Il vero “rischio culturale” è dentro di noi

Votare no al referendum promosso dalla sinistra, reso possibile dal raggiungimento del quorum, non significa essere contrari al riconoscimento della cittadinanza a chi risiede legalmente in Italia da più tempo. Personalmente sarei però più orientato a incoraggiare l’approvazione della proposta di Forza Italia, tesa a conferire la cittadinanza a chi frequenta il ciclo di studi di dieci anni nelle nostre scuole. Ovviamente su questa seconda alternativa non si può organizzare alcun referendum perché la nostra Costituzione prevede solo quelli abrogativi e non quelli propositivi. Sta dunque alla politica, all’interno dell’attuale maggioranza, discutere quale sia la soluzione più accettabile, lasciando all’opposizione la consueta manifestazione di perenne strumentalizzazione finalizzata a far credere che tutta la maggioranza sia contro qualsiasi miglioramento della normativa attuale accusandola, anche per questo verso, di mostrare il vero volto di una destra sciovinista e reazionaria.

Al di là di tutto questo, c’è la sostanza ambigua della questione: pare infatti che un italiano su due sia contrario al quesito referendario e, così come probabilmente vale per i sostenitori, può essere che il voto favorevole o contrario sia guidato da preferenze politiche, pro o contra il Governo e la sua maggioranza, più che da considerazioni di apertura o di chiusura. Certo è, comunque, che la concessione della cittadinanza non entusiasma molto e, anzi, genera uno scetticismo che spesso sfocia nella contrarietà. Poiché il conseguimento della cittadinanza, sia quella già possibile attualmente sia quella praticabile a seguito di una nuova legge, non riguarda il fenomeno dell’immigrazione illegale che giustamente è fonte di preoccupazione, il dissenso non può che avere altre origini.
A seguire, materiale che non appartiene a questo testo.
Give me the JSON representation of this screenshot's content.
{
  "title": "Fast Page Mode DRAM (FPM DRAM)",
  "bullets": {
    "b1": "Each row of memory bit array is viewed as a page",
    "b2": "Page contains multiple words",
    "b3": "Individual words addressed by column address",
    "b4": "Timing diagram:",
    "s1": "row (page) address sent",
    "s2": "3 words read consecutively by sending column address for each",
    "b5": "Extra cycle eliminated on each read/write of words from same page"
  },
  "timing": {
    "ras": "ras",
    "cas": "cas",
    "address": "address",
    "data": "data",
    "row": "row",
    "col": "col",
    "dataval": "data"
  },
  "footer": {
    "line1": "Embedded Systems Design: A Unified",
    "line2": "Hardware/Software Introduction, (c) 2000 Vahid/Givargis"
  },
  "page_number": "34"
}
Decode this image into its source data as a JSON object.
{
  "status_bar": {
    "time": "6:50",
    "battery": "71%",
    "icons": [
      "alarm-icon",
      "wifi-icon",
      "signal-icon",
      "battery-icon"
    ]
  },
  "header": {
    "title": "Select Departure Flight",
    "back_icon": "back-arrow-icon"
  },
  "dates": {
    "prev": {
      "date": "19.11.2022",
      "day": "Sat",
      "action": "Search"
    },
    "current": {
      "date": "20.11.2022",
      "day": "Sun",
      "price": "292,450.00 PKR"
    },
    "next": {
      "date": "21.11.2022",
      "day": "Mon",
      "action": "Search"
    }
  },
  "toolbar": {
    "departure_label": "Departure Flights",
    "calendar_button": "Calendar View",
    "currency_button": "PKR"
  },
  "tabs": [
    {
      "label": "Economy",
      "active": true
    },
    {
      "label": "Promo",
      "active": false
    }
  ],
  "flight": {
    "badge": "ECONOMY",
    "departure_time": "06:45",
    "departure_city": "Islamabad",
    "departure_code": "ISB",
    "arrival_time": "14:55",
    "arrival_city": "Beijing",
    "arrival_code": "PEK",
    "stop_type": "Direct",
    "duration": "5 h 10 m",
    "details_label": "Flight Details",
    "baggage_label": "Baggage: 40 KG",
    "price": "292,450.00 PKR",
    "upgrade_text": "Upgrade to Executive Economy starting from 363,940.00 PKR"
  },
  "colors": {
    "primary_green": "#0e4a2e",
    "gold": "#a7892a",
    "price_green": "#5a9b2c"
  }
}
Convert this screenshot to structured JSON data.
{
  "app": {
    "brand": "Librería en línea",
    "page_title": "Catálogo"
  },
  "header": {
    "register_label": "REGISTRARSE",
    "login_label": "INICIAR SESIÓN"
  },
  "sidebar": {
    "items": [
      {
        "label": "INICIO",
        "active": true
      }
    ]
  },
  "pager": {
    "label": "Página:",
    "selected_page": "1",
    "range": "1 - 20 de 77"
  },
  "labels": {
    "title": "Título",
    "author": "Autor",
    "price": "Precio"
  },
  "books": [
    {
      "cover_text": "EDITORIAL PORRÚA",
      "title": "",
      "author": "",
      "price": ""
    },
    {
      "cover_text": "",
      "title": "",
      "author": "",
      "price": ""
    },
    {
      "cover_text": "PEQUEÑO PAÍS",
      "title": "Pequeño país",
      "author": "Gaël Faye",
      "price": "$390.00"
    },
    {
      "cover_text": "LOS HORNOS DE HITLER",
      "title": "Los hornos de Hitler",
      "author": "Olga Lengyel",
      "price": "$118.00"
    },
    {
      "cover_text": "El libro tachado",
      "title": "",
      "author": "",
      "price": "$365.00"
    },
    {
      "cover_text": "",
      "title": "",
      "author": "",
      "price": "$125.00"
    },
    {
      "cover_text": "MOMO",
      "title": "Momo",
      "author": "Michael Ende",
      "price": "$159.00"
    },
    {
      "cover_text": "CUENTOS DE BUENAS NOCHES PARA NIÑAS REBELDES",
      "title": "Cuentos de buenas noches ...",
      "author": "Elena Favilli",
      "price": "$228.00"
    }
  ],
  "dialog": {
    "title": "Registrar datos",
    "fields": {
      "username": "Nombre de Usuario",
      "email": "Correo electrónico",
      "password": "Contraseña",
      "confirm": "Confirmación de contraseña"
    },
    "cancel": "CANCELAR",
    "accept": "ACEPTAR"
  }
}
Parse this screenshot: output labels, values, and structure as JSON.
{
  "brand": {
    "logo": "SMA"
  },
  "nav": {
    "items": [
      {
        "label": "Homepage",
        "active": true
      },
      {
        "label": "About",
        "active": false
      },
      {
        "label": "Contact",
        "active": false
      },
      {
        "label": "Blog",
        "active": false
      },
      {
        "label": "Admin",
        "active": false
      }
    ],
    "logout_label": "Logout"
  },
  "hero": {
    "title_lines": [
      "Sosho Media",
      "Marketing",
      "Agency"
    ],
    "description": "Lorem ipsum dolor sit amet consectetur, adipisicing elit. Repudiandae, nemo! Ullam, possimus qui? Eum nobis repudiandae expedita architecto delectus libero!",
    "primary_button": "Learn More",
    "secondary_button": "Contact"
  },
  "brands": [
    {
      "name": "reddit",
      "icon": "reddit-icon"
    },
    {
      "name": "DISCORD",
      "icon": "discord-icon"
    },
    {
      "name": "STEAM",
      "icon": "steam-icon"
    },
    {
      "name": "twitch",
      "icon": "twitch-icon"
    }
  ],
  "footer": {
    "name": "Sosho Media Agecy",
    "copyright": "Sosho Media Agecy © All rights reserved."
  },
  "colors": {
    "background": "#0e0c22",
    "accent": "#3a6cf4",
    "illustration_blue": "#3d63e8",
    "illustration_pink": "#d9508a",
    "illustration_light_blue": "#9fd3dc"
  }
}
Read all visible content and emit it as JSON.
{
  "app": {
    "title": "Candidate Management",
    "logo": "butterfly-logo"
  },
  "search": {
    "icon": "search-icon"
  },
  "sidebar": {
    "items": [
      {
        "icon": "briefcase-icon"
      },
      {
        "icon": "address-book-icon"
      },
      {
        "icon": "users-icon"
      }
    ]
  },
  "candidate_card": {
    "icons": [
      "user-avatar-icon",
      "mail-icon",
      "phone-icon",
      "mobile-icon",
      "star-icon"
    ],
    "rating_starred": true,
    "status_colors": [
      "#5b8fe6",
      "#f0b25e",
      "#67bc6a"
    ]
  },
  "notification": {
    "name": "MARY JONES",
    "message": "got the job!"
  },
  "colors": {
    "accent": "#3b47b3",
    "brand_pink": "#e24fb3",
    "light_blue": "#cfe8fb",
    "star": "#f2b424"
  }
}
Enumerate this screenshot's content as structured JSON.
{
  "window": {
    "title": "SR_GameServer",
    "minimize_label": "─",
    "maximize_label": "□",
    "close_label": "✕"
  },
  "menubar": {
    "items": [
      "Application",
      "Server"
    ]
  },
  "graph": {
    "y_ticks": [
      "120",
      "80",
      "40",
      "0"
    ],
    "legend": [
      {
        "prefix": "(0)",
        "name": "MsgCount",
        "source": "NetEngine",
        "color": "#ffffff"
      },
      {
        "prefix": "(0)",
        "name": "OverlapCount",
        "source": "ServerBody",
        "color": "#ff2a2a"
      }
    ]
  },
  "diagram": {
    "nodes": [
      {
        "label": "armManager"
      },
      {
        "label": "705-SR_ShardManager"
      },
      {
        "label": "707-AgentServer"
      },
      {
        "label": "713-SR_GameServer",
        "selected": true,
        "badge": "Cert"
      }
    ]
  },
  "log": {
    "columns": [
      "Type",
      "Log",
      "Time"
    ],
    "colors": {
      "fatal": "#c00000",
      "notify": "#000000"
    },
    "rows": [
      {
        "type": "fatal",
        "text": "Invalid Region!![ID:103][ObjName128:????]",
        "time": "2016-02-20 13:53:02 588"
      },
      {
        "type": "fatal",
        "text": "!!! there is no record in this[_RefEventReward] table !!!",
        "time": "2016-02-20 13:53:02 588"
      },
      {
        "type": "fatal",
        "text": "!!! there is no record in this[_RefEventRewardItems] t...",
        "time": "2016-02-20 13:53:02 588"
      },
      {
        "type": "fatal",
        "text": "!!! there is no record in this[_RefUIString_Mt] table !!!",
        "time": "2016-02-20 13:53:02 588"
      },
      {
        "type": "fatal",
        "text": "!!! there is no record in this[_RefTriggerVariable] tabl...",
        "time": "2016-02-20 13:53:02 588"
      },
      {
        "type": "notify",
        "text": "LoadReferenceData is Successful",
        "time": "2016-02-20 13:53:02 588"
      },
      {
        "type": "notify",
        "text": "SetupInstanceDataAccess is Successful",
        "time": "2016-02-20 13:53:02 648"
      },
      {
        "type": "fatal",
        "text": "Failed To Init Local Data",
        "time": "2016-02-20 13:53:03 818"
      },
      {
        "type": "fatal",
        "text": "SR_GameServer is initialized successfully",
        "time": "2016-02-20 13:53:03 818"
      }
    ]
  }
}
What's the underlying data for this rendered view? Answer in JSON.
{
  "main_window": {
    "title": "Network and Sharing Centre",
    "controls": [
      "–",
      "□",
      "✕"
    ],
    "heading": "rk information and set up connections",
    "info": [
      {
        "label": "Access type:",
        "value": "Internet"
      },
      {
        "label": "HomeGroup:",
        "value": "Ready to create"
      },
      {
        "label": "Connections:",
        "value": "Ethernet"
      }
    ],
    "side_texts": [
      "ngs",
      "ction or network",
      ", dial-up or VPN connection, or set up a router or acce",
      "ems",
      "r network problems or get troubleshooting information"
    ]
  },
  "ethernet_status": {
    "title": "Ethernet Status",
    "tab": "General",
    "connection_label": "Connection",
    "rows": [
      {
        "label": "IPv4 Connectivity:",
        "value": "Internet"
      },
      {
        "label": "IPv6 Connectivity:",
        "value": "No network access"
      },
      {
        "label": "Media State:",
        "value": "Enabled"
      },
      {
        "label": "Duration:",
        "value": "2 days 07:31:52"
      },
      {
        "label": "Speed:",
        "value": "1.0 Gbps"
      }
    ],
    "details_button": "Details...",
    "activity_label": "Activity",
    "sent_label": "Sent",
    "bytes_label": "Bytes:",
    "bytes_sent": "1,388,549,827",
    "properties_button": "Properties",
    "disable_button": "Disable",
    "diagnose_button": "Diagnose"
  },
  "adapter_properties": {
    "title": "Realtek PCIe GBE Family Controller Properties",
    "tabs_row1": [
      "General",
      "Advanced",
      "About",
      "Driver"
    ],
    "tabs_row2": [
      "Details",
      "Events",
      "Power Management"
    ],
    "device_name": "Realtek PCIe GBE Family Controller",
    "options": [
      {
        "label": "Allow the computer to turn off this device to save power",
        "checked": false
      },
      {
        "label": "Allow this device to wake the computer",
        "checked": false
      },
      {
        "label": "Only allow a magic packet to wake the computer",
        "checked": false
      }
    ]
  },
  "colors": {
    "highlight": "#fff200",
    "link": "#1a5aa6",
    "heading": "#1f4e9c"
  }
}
La più diffusa, dichiarata apertamente da cittadini e uomini politici, consiste nell’opportunità che il richiedente debba dimostrare di conoscere e condividere la nostra “cultura”, specificata in termini quali valori, principi, storia, tradizioni e così via. Tutto ciò mi sembra decisamente improprio, per niente lungimirante e persino buffo. Per un liberale la “cultura” non è qualcosa di massiccio, stabile ed eterno bensì un insieme intrinsecamente instabile e dinamico che dipende da fattori che non è quasi mai possibile controllare, nemmeno da parte di uno Stato totalitario. Al posto di ulteriori precisazioni di ordine sociologico e antropologico, pensiamo semplicemente all’espressione “eh, ai miei tempi”. Già: nessuna generazione, soprattutto da quasi un secolo a questa parte, si riconosce del tutto in quella successiva. Tuttavia in ItaliaPaese di esterofili in patria e campanilisti all’estero – la modernizzazione sviluppatasi dal Secondo dopoguerra ha generato trasformazioni notevoli ma spesso dal carattere piuttosto effimero. E ciò non perché, sulle cose importanti, siamo orgogliosi apologeti della nostra “cultura”, ma solo perché ci piace apparire più che essere, esibire modernità più che coltivarla davvero. Basti pensare alla dilagante moda dell’inglese per la quale non esistono più le espressioni come “va bene”, “riunione”, “fare spese” o “stato d’animo” ma solo ok, meeting e shopping, mood, e mille altre, o alle denominazioni dei nostri negozi, una su due dei quali è in lingua inglese.

Poi pretendiamo che i giovani che richiedono la cittadinanza parlino l’italiano. Una prova che molti italiani, anche fra i difensori della nostra “cultura”, difficilmente sarebbero in grado di superare riuscendo a malapena, fra l’altro, a ricordare chi erano, che so, Cesare Beccaria o Francesco Petrarca, per non parlare della storia scientifica italiana o magari di Marco Tullio Cicerone e del latino, nostra radice culturale profonda ma, chissà perché, drasticamente eliminata dai programmi delle scuole medie. D’altra parte la lingua è effettivamente l’unico e irrinunciabile requisito rilevante per la concessione della cittadinanza perché attraverso di essa chiunque, indipendentemente dalla sua origine geografica, può apprendere usi e costumi del Paese ospite, magari criticamente purché pacificamente, e soprattutto prendere atto delle regole giuridiche da rispettare contribuendo così positivamente alla dinamica culturale che è comunque inevitabile. Chi ama la nostra cultura, quella senza le virgolette, ha una sola cosa da fare: conoscerla davvero e onorarla nella condotta quotidiana. E in quella istituzionale.